In [None]:
# Copyright notice
__author__ = "Matteo Lulli"
__copyright__ = "Copyright (c) 2020-2021 Matteo Lulli (lullimat/idea.deploy), matteo.lulli@gmail.com"
__credits__ = ["Matteo Lulli"]
__license__ = """                                                                                                                                        
Permission is hereby granted, free of charge, to any person obtaining a copy                                                                             
of this software and associated documentation files (the "Software"), to deal                                                                            
in the Software without restriction, including without limitation the rights                                                                             
to use, copy, modify, merge, publish, distribute, sublicense, and/or sell                                                                                
copies of the Software, and to permit persons to whom the Software is                                                                                    
furnished to do so, subject to the following conditions:                                                                                                 
                                                                                                                                                         
The above copyright notice and this permission notice shall be included in all                                                                           
copies or substantial portions of the Software.                                                                                                          
                                                                                                                                                         
THE SOFTWARE IS PROVIDED "AS IS", WITHOUT WARRANTY OF ANY KIND, EXPRESS OR                                                                               
IMPLIED, INCLUDING BUT NOT LIMITED TO THE WARRANTIES OF MERCHANTABILITY,                                                                                 
FITNESS FOR A PARTICULAR PURPOSE AND NONINFRINGEMENT. IN NO EVENT SHALL THE                                                                              
AUTHORS OR COPYRIGHT HOLDERS BE LIABLE FOR ANY CLAIM, DAMAGES OR OTHER                                                                                   
LIABILITY, WHETHER IN AN ACTION OF CONTRACT, TORT OR OTHERWISE, ARISING FROM,                                                                            
OUT OF OR IN CONNECTION WITH THE SOFTWARE OR THE USE OR OTHER DEALINGS IN THE                                                                            
SOFTWARE.                                                                                                                                                
"""
__version__ = "0.1"
__maintainer__ = "Matteo Lulli"
__email__ = "matteo.lulli@gmail.com"
__status__ = "Development"

# Tutorial: Two-dimensional Ising Model

Welcome to this tutorial on how to build a module for the two-dimensional Ising model using the *root* classes of the **idea.deploy** framework.

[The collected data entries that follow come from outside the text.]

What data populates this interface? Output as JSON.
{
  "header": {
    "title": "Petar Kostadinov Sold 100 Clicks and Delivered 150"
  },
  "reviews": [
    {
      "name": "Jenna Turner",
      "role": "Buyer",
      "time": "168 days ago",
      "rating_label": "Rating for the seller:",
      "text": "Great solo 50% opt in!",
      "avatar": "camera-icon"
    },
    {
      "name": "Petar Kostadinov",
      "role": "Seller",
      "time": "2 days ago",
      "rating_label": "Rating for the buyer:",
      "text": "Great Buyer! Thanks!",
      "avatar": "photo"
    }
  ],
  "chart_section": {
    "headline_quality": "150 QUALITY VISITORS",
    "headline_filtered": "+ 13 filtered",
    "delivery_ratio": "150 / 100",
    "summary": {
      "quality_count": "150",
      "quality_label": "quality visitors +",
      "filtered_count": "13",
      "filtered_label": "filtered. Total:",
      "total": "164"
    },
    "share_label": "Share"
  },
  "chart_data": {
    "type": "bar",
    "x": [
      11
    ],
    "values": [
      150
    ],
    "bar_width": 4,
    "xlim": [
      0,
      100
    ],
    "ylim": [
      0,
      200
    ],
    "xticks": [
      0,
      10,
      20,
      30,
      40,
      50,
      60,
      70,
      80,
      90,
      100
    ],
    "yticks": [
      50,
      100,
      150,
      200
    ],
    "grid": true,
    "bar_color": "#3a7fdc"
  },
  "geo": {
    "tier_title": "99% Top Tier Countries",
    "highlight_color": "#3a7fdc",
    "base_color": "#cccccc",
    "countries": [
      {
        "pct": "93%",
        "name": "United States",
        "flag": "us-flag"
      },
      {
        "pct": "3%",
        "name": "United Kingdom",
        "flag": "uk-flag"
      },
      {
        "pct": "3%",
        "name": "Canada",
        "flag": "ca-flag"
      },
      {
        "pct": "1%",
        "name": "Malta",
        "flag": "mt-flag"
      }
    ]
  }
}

This tutorial will guide you in a step-by-step way into the process of developing a Metropolis Monte Carlo simulation for the two-dimensional Ising model. This will be done with different degrees of complication

- starting first from a simple implementation where spin variables are represented by a signed integer (```int```), 
- then shifting to using unsigned chars (```unsigned char```), and 
- finally land on an asynchronous-multi-spin-coded (aMSC) implementation where the spin variables will be stored in the bits of unsigned integers (```unsigned int``` or ```unsigned``` according to the architecture) and will be updated in parallel. 

The last step allows for roughly a 32-fold factor gain in performance with respect to the simples signed integer representation since we will be simulating 32 systems in paraller. This is done at the cost of introducing a small correlation between different realizations of the system. At the same time, this process will allow to have a faster convergence of the statistical analysis.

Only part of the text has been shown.